Es ist alles da, was die Choreografien von Pina Bausch ausmacht. Sie hat es geliebt, sich selbst zu zitieren, ihren Fans Déjà-vus zu schenken. So können auch im Burgtheater schlendernde Tänzer gesehen werden, oft banale Sätze gehört und über die lebenden und schon toten Tiere, die verlockenden Früchte und die ungeküssten Küsse gestaunt werden. Und Wasser gibt es auch, zum Planschen, Schwimmen (mit Fischschwanz) und Spritzen, bis die verführerisch gelüpften Röcke der Damen triefen.
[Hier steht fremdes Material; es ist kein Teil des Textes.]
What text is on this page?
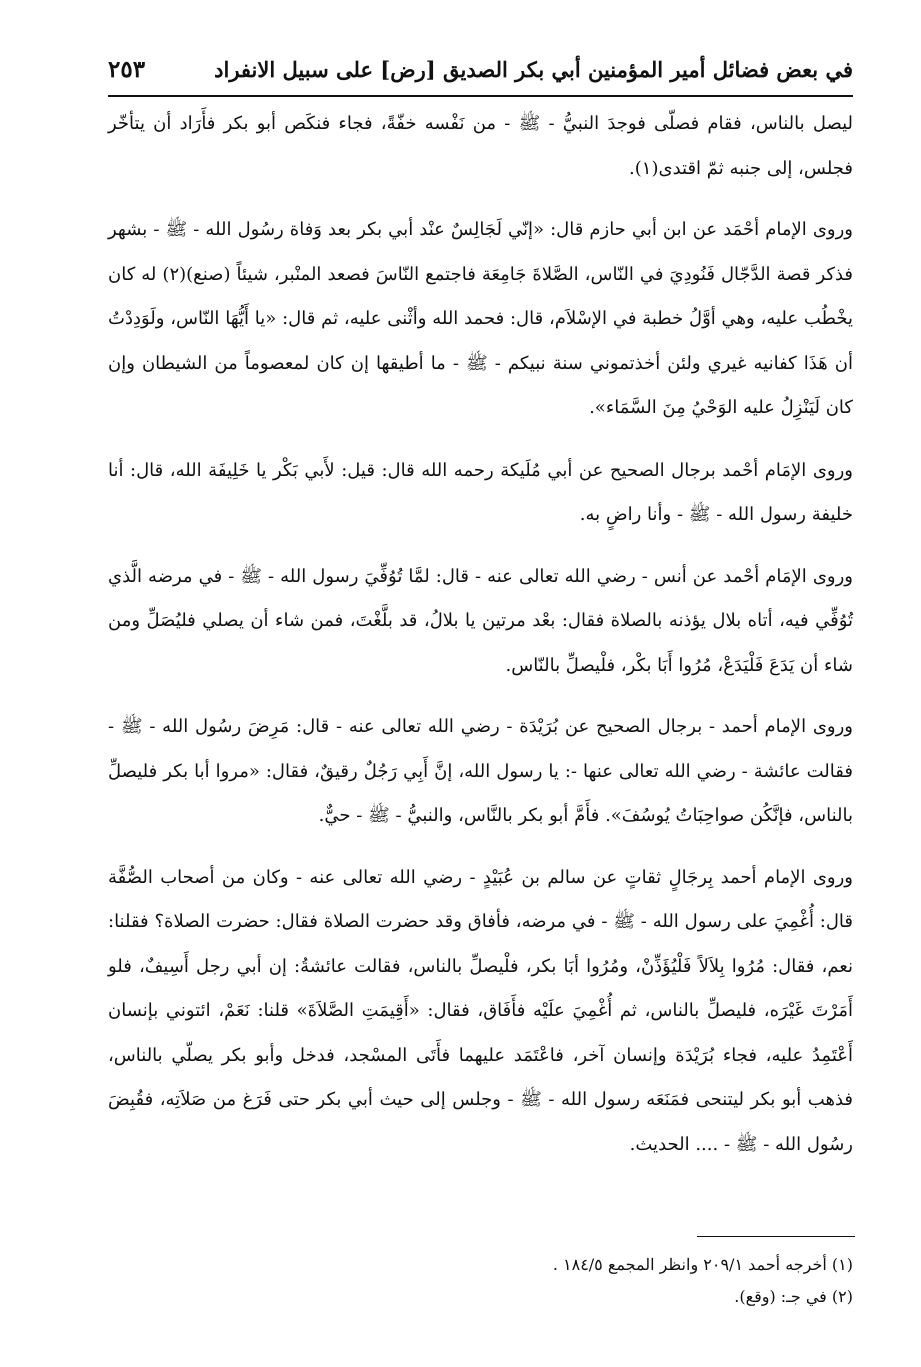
في بعض فضائل أمير المؤمنين أبي بكر الصديق [رض] على سبيل الانفراد
٢٥٣

ليصل بالناس، فقام فصلّى فوجدَ النبيُّ - ﷺ - من نَفْسه خفّةً، فجاء فنكَص أبو بكر فأَرَاد أن يتأخّر فجلس، إلى جنبه ثمّ اقتدى(١).

وروى الإمام أحْمَد عن ابن أبي حازم قال: «إنّي لَجَالِسٌ عنْد أبي بكر بعد وَفاة رسُول الله - ﷺ - بشهر فذكر قصة الدَّجّال فَنُودِيَ في النّاس، الصَّلاةَ جَامِعَة فاجتمع النّاسَ فصعد المنْبر، شيئاً (صنع)(٢) له كان يخْطُب عليه، وهي أوَّلُ خطبة في الإسْلاَم، قال: فحمد الله وأثْنى عليه، ثم قال: «يا أَيُّهَا النّاس، ولَوَدِدْتُ أن هَذَا كفانيه غيري ولئن أخذتموني سنة نبيكم - ﷺ - ما أطيقها إن كان لمعصوماً من الشيطان وإن كان لَيَنْزِلُ عليه الوَحْيُ مِنَ السَّمَاء».

وروى الإمَام أحْمد برجال الصحيح عن أبي مُلَيكة رحمه الله قال: قيل: لأَبي بَكْر يا خَلِيفَة الله، قال: أنا خليفة رسول الله - ﷺ - وأنا راضٍ به.

وروى الإمَام أحْمد عن أنس - رضي الله تعالى عنه - قال: لمَّا تُوُفِّيَ رسول الله - ﷺ - في مرضه الَّذي تُوُفِّي فيه، أتاه بلال يؤذنه بالصلاة فقال: بعْد مرتين يا بلالُ، قد بلَّغْتَ، فمن شاء أن يصلي فليُصَلِّ ومن شاء أن يَدَعَ فَلْيَدَعْ، مُرُوا أَبَا بكْر، فلْيصلِّ بالنّاس.

وروى الإمام أحمد - برجال الصحيح عن بُرَيْدَة - رضي الله تعالى عنه - قال: مَرِضَ رسُول الله - ﷺ - فقالت عائشة - رضي الله تعالى عنها -: يا رسول الله، إنَّ أَبِي رَجُلٌ رقيقٌ، فقال: «مروا أبا بكر فليصلِّ بالناس، فإنَّكُن صواحِبَاتُ يُوسُفَ». فأَمَّ أبو بكر بالنَّاس، والنبيُّ - ﷺ - حيٌّ.

وروى الإمام أحمد بِرجَالٍ ثقاتٍ عن سالم بن عُبَيْدٍ - رضي الله تعالى عنه - وكان من أصحاب الصُّفَّة قال: أُغْمِيَ على رسول الله - ﷺ - في مرضه، فأفاق وقد حضرت الصلاة فقال: حضرت الصلاة؟ فقلنا: نعم، فقال: مُرُوا بِلاَلاً فَلْيُؤَذِّنْ، ومُرُوا أبَا بكر، فلْيصلِّ بالناس، فقالت عائشةُ: إن أبي رجل أَسِيفٌ، فلو أَمَرْتَ غَيْرَه، فليصلِّ بالناس، ثم أُغْمِيَ علَيْه فأَفَاق، فقال: «أَقِيمَتِ الصَّلاَةَ» قلنا: نَعَمْ، ائتوني بإنسان أَعْتَمِدُ عليه، فجاء بُرَيْدَة وإنسان آخر، فاعْتَمَد عليهما فأَتَى المسْجد، فدخل وأبو بكر يصلّي بالناس، فذهب أبو بكر ليتنحى فمَنَعَه رسول الله - ﷺ - وجلس إلى حيث أبي بكر حتى فَرَغ من صَلاَتِه، فقُبِضَ رسُول الله - ﷺ - .... الحديث.

(١) أخرجه أحمد ٢٠٩/١ وانظر المجمع ١٨٤/٥ .

(٢) في جـ: (وقع).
Das einfache, jedoch eindrucksvolle Bühnenbild - ein weißer Guckkasten, der durch Videoeinspielungen scheinbar erweitert wird, ein glatter, begehbarer Lavafelsen im Hintergrund - stammt von Peter Pabst. Die Kleidchen und Anzüge hat die ehemalige Tänzerin und langjährige Kostümbildnerin in Wuppertal, Marion Cito, entworfen. Die Liste der verwendeten Musik ist ellenlang, reicht von Fado über Tango und Bossa Nova bis Jazz.

Am Ende rauscht bedrohlich Meer, scheint die Bühne zu überschwemmen, doch es wird weitergetanzt, getanzt bis zum Umfallen. Der Himmel hat sich rosenrot gefärbt und die Choreografie landet mit einer abgegriffenen Metapher in der Kitschkiste. Popmusik aus den 1990ern erklingt, während sich im Zeitraffer bunte Blüten öffnen. Das Publikum schwelgt auch darin. Pina Bausch ist unantastbar.